UNITED STATES DISTRICT COURT FOR THE DISTRICT OF COLORADO
Feb 28, 2014
Civil Action No. 13-cv-00171-RBJ (D. Colo. Feb. 28, 2014)

Opinion

Civil Action No. 13-cv-00171-RBJ

02-28-2014

KENNETH POWELL, Plaintiff, v. CAROLYN W. COLVIN, Acting Commissioner of the Social Security Administration, Defendant.


Judge R. Brooke Jackson


ORDER

This matter is before the Court on review of the Commissioner's decision denying plaintiff Kenneth Powell's application for disability insurance benefits pursuant to Title II of the Social Security Act. Jurisdiction is proper under 42 U.S.C. § 405(g). This dispute became ripe for decision by this Court on October 29, 2013 upon defendant's filing of a response brief. The Court apologizes to the parties and counsel for its delay in addressing the case.

Standard of Review

When a decision of the Commissioner is appealed to a district court, the nature and scope of the court's review is somewhat limited. The court reads the administrative record, meaning all documents, including the ALJ hearing transcript, that were considered by the ALJ and later by the Social Security Appeals Council. The role of the court is to determine whether the record "contains substantial evidence to support the [Commissioner's] decision and whether the [Commissioner] applied the correct legal standards." Rickets v. Apfel, 16 F. Supp. 2d 1280, 1287 (D. Colo. 1998).

The term "substantial evidence" means evidence that is "more than a scintilla, but less than a preponderance." Wall v. Astrue, 561 F.3d 1048, 1052 (10th Cir. 2009). Essentially this means that there must be some significant evidence in the record that supports the Commissioner's decision. A decision cannot be based on substantial evidence if "it is overwhelmed by other evidence in the record . . . ." Bernal v. Bowen, 851 F.2d 297, 299 (10th Cir. 1988). Evidence is not substantial if it "constitutes mere conclusion." Musgrave v. Sullivan, 966 F.2d 1371, 1374 (10th Cir. 1992).

It is important to recognize that the court "may neither reweigh the evidence nor substitute [its] judgment for that of the agency." Harper v. Colvin, 528 F. App'x 887, 890 (10th Cir. 2013) (citations omitted). This means that although some evidence could support contrary findings, the court "may not displace the agency's choice between two fairly conflicting views," even if the court might "have made a different choice had the matter been before it de novo." Oldham v. Astrue, 509 F.3d 1254, 1258 (10th Cir. 2007). Nevertheless, the court does owe the claimant the duty to "meticulously examine the record as a whole, including anything that may undercut or detract from the ALJ's findings in order to determine if the substantiality test has been met." Flaherty v. Astrue, 515 F.3d 1067, 1070 (10th Cir. 2007) (citations omitted).

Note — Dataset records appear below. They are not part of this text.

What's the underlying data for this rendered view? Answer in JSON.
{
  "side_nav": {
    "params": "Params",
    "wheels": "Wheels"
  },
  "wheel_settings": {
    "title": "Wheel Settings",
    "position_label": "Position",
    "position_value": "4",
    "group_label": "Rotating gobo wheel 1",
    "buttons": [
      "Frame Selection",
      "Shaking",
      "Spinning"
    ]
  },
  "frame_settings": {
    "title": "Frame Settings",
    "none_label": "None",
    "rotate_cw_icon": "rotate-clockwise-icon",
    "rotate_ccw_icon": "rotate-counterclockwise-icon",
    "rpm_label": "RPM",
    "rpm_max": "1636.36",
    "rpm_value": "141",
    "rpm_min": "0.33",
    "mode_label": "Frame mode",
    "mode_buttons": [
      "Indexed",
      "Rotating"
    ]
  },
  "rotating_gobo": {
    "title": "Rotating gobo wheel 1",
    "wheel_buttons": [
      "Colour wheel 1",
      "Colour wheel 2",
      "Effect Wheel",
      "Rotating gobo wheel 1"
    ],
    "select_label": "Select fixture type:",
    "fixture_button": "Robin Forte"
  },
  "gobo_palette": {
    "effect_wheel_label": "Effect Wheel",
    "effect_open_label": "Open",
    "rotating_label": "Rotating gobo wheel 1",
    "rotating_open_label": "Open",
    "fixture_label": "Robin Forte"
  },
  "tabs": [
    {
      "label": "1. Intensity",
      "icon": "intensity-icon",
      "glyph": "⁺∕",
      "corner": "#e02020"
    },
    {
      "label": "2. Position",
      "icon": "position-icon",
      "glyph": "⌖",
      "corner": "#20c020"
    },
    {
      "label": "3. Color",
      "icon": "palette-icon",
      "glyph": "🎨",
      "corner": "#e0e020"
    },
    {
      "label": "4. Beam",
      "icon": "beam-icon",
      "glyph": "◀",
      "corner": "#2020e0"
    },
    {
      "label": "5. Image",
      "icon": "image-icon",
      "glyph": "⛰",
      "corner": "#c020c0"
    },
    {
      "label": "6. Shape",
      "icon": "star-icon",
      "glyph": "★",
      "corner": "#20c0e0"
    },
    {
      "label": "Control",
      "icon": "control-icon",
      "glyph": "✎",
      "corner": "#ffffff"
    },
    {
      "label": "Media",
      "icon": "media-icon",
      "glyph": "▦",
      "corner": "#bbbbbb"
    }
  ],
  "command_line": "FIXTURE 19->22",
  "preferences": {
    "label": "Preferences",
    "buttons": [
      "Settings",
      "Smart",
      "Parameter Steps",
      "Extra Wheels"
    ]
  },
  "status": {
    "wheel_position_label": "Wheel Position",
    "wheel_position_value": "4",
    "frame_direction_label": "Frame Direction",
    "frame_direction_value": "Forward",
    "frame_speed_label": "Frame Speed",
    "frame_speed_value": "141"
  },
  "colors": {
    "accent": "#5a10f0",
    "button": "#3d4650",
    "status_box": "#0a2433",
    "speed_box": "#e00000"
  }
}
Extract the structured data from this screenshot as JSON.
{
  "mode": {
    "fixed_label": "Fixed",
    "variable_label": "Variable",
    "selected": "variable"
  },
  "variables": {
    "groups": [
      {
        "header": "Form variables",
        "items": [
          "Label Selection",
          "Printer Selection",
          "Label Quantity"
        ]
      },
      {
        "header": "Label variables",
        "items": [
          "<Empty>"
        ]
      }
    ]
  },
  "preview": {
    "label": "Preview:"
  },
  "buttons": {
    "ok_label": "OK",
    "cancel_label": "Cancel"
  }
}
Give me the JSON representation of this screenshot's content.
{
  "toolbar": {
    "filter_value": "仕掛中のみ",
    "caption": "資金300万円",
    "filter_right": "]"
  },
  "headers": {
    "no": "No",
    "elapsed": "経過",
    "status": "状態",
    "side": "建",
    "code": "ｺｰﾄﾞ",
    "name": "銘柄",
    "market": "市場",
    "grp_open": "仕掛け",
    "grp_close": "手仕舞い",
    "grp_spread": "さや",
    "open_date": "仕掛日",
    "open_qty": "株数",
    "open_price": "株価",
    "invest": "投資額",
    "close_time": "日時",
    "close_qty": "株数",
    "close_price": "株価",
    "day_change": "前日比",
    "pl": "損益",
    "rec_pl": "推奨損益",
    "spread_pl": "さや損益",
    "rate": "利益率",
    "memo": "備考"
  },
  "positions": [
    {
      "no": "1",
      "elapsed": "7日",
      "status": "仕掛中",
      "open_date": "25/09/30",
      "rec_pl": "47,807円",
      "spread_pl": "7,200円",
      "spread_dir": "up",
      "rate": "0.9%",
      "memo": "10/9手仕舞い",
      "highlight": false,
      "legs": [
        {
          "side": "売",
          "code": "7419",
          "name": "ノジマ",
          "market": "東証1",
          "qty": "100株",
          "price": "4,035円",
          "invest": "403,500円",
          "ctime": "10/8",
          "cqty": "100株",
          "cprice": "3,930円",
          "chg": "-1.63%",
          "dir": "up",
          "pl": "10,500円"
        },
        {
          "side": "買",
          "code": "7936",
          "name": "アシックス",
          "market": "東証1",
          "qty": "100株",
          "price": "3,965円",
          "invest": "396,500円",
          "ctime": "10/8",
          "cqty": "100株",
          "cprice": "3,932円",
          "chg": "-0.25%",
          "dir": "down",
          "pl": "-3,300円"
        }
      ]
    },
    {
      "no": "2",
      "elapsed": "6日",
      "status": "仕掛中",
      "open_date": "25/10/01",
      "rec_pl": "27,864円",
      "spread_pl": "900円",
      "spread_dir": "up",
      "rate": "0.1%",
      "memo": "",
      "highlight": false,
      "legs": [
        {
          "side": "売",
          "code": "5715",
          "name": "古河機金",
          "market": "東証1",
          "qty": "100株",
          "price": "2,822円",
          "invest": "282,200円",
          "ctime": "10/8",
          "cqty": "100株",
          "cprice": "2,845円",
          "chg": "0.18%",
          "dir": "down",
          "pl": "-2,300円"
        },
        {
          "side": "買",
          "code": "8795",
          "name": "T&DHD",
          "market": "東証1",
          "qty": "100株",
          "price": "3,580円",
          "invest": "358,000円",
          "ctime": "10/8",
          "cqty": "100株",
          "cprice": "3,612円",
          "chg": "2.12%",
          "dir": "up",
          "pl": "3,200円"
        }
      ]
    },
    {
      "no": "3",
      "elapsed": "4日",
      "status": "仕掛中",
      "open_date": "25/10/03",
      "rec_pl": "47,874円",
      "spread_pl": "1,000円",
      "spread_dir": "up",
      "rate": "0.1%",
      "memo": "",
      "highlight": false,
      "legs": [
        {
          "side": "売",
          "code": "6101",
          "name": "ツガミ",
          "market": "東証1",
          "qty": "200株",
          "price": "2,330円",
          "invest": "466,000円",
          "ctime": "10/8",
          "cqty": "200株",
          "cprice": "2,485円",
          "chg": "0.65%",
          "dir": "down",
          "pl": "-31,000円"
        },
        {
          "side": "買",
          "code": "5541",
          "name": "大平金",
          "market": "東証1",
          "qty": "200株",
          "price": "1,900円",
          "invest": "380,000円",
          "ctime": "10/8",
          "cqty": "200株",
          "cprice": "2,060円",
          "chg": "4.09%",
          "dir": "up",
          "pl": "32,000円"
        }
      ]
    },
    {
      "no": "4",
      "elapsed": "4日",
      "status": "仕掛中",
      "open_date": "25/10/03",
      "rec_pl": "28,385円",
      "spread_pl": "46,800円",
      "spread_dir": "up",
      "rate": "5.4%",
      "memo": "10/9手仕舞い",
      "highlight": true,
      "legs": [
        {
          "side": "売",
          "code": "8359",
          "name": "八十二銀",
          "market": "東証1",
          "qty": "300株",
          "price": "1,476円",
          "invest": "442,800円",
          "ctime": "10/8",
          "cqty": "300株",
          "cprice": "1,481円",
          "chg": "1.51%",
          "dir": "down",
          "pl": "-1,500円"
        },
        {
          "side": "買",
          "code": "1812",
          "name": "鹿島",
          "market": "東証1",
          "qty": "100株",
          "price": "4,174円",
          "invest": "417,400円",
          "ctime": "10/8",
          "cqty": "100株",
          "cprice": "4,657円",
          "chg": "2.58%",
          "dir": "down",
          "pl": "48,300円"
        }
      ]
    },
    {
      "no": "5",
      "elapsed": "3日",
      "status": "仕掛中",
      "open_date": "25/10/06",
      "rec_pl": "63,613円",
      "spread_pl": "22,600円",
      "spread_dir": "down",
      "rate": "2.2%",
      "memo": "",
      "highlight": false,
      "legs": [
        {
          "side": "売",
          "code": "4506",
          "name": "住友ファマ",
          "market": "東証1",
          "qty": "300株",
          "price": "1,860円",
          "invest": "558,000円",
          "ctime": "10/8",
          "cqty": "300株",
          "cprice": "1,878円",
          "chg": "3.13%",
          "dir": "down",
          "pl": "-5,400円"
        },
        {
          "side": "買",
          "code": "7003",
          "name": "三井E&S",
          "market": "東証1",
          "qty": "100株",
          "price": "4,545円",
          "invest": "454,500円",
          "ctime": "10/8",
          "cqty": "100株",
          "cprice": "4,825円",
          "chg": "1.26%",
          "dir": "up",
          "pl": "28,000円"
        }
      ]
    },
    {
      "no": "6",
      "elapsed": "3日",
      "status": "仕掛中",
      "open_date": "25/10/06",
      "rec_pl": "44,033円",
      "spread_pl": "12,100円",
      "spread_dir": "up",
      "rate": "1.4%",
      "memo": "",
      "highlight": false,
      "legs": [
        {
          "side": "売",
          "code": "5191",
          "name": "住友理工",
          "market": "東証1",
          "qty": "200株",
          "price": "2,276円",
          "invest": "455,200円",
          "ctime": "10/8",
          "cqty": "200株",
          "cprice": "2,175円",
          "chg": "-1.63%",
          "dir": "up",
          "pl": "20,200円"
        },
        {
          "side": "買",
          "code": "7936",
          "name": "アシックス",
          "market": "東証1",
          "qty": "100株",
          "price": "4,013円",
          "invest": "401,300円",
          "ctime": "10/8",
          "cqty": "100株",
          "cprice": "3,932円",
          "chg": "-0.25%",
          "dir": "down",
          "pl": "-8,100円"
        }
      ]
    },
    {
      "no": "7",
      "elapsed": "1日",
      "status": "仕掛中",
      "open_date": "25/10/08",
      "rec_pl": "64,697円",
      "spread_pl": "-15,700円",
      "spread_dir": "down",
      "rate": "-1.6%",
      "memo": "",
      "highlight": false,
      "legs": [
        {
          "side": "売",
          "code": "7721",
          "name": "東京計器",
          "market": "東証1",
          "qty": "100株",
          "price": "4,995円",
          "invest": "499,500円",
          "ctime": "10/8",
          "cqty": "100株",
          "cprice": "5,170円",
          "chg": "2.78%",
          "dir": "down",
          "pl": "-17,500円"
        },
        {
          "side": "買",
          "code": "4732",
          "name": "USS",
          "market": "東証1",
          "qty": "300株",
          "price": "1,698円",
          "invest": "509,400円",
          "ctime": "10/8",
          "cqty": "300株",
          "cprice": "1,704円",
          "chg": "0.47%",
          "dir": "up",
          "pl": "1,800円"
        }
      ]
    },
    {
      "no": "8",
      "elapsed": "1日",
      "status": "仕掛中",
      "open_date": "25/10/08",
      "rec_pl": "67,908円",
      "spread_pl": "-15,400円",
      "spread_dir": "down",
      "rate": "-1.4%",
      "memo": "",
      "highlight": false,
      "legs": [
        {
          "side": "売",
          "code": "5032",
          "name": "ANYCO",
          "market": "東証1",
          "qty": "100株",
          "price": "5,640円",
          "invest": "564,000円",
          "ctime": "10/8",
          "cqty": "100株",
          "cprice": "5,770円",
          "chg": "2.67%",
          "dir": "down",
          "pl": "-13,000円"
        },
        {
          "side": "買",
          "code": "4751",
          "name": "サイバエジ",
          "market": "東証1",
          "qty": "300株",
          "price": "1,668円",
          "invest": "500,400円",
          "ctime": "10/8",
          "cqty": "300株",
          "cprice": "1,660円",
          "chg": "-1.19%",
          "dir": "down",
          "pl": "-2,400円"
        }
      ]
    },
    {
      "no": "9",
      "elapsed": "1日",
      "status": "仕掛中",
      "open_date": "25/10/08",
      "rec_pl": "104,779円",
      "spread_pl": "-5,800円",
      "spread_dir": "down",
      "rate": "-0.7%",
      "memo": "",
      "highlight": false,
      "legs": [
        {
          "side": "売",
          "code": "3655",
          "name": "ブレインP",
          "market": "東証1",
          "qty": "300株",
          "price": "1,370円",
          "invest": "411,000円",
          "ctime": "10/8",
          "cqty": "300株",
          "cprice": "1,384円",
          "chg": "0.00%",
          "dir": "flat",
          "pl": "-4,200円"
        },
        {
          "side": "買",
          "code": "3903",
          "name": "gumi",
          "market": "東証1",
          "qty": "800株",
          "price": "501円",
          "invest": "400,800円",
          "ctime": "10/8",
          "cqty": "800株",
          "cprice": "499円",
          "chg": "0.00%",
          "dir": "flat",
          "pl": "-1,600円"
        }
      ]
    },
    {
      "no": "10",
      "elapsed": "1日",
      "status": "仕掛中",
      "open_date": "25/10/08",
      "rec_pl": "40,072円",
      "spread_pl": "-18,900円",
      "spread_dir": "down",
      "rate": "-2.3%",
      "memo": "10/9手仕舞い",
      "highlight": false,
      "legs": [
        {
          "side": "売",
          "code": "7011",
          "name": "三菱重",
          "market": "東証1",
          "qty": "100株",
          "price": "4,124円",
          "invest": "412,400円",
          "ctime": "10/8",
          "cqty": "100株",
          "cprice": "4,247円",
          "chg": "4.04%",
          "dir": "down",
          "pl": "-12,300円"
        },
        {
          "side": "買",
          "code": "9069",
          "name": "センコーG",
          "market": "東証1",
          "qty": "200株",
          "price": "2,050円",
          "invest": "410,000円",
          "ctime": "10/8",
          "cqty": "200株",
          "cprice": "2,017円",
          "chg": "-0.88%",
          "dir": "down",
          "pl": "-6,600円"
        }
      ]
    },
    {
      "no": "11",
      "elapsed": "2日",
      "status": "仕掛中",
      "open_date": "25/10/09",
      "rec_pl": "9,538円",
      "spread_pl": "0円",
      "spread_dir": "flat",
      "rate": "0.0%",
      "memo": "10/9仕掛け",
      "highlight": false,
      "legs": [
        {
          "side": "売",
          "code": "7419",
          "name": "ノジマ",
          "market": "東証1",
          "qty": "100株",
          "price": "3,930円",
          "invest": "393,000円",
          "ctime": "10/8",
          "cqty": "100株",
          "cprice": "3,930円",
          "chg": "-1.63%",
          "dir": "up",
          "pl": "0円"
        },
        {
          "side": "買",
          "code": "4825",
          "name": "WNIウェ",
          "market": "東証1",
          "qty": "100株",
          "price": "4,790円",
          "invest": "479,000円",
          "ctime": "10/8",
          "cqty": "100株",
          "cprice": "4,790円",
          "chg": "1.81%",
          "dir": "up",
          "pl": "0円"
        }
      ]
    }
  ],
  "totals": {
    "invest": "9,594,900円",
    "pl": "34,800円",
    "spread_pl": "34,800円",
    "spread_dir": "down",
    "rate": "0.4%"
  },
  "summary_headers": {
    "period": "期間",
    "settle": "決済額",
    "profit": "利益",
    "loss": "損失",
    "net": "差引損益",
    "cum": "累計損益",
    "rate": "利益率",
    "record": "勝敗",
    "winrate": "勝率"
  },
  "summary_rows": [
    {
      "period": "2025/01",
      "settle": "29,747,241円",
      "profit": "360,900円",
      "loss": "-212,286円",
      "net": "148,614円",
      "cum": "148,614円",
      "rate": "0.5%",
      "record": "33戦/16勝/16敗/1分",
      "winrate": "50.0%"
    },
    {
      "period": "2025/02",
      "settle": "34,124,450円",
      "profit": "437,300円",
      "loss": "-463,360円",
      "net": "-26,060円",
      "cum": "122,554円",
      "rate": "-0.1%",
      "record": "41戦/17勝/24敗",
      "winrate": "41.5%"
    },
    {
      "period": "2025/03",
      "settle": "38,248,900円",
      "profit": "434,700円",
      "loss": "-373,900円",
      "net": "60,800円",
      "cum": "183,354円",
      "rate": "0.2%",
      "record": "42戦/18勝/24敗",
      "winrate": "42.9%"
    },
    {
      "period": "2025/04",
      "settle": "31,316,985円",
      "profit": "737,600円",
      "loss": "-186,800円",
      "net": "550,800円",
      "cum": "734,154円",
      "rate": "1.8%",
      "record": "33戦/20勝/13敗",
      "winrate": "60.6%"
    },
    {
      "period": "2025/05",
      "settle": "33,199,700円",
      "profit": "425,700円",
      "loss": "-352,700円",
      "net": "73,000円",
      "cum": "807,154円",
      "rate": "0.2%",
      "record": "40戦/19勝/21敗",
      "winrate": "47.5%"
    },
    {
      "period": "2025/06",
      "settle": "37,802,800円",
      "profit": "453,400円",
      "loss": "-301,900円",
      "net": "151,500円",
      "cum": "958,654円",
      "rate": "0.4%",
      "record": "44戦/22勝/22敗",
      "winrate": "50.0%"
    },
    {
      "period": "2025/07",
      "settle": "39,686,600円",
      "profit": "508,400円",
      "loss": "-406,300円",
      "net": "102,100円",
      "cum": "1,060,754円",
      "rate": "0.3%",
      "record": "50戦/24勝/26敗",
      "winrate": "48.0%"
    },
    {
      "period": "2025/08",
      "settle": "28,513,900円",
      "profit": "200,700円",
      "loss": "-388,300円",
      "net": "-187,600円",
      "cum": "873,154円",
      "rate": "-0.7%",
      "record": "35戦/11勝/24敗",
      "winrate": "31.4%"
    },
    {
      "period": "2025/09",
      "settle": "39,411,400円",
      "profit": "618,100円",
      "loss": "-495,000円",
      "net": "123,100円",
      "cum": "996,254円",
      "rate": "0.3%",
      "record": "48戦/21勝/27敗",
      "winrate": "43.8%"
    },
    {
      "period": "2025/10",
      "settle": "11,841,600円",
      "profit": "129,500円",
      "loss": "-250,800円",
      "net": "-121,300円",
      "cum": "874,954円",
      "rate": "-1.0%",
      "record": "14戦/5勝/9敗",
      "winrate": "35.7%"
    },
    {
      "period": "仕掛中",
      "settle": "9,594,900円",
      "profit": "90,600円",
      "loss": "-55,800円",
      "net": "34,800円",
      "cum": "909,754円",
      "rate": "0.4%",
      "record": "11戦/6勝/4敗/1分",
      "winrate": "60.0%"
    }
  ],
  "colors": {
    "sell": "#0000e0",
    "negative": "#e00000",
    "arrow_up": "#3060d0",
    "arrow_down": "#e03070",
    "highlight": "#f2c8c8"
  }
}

After completing a careful review of the entire administrative record the district court "shall have power to enter, upon the pleadings and transcript of the record, a judgment affirming, modifying, or reversing the decision of the Commissioner of Social Security, with or without remanding the cause for a rehearing." 45 U.S.C. § 405(g); see also Fed. R. Civ. P. 72(b)(3).

Procedural History

I think part of the problem is that Mr. Powell might not fully understand the impact that two dates have on his claim: his "onset date," and his "date last insured." These are not necessarily easy or obvious concepts, and it appears to me that they have not been sufficiently explained to him. He is now before the court with the difficult task of representing himself. Therefore, in addition to giving him the benefit of the doubt, I want to try to explain what I am doing and why as well as I can.

Mr. Powell has been suffering from asthma and other lung problems that have affected his breathing for many years. These problems apparently were caused or worsened by exposure to paint and other fumes during his career in the automotive repair and painting fields. Despite his breathing problems, which included lung surgeries, he continued to work until early April 2005. He has not worked since that time.

When he first applied for Social Security disability benefits he claimed that he became disabled from employment on April 10, 2005. His claim was initially denied and then heard by an Administrative Law Judge named Cohane who also denied the claim. ALJ Cohane's denial was issued on or about February 3, 2007.

Despite that denial, Mr. Powell continued to believe that he was disabled, and that his disability was getting worse as time passed. So, on April 23, 2009 he applied again. See R. 454. But once again his claim was denied, this time on or about November 4, 2009. See R. 38.

The record for this application appears to be missing. See R. 454-55.

After this denial, Mr. Powell filed his most recent application for disability insurance. He filed this claim on April 14, 2010, and the claim was denied on February 23, 2011. He then requested a hearing before an Administrative Law Judge, which was held before ALJ William Musseman on August 9, 2011.

Mr. Powell was represented by an attorney, Alan Agee, at the hearing before ALJ Musseman. His attorney and the ALJ both recognized that the previous denial in February 2007 constituted "res judicata" as to a claim of disability before that date. "Res judicata" simply means that a final decision had been made that Mr. Powell was not disabled within the meaning of the Social Security rules before that date. So, Mr. Powell and his lawyer amended his claimed date of the onset of his disability to February 4, 2007, that is, to the point in time immediately after the first claim had been denied. He was entitled to do this.

For some reason, Mr. Powell's attorney and ALJ Musseman did not discuss whether the April 2009 application had a res judicata effect on this application. It is possible that they did not discuss it because the administrative record was missing, see supra text accompanying note 1, and therefore neither of them could be sure that the application made out the same claim of disability. However, this is just speculation.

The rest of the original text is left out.